On Mittwoch, 1. November 2017 17:27:58 CET Jens Schleusener wrote:
Hi,
the new "wget" release 1.19.2 has got a new feature:
"gzip Content-Encoding decompression"
But that feature - at least for my self-conmpiled binary - leads to a
problem if one downloads gzip-compressed tarballs from sites that send for
e.g. an HTTP response header containing lines like
Content-Type: application/x-tar
Content-Encoding: gzip
You describe clearly a broken server behavior.
In that cases wget saves a downloaded gzip-compressed tarball now
decompressed (!) what probably breaks a lot of scripts.
Not sure why anyone relies on broken behavior. What if the broken server
configuration becomes fixed ? Then your script breaks as well.
Additionally the
tarball is saved nevertheless under a filename with the "tar.gz" extension
and not with the "tar" extension.
At least on *nix, the file extension says nothing about the content. That is
why we have the mime-type stated in Content-Type. 'x-tar' clearly is a non-
compressed tar file. Content-Encoding: gzip means that the data has been
compressed for transportation purposes only.
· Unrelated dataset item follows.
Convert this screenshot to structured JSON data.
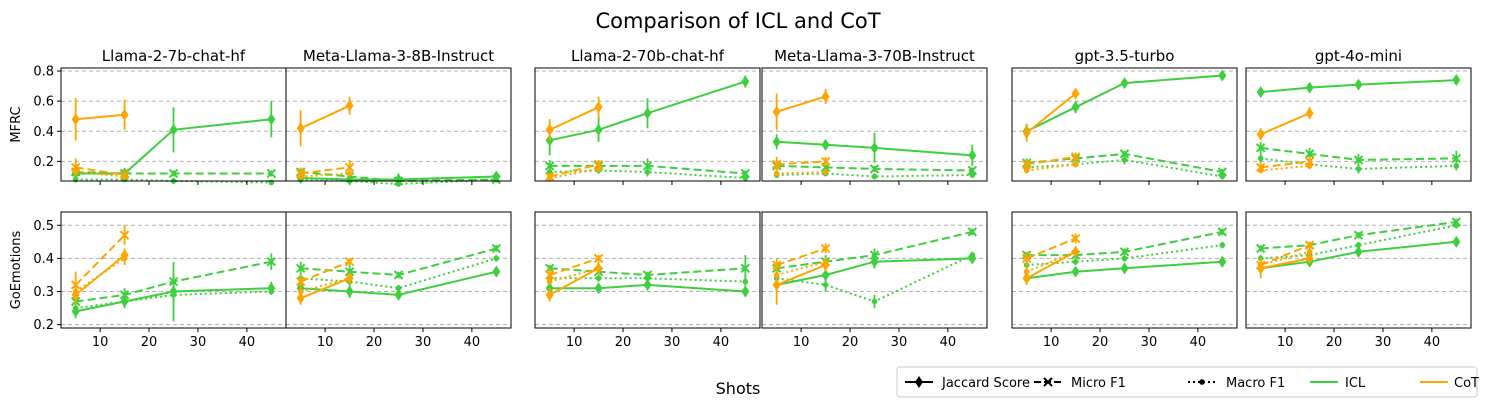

Solutions/workarounds may be on affected servers the delivering of an
alternative HTTP header like
Content-Type: application/x-gzip
(or Content-Type: application/octet-stream)
or on the client side the use of the new "wget" option
--compression=none
But maybe it would be better if for such cases wget would revert its
default behaviour to the old one. Or is the described behaviour the
expected one?
Correct server behavior here would be:
Content-Type: application/gzip
together with Content-Encoding: identity, which also may be omitted since it's
the default.
A good explanation is here:
https://superuser.com/questions/901962/what-is-the-correct-mime-type-for-a-tar-gz-file
We can discuss a proposal for a work-around that handles both cases, like
if Content-Encoding == gzip and filename ends with .gz then don't uncompress.
Caveat: this may break our --xattr feature, which saves the mime type with the
file. And then we have to adjust the mime type as well - and that could be
really tedious.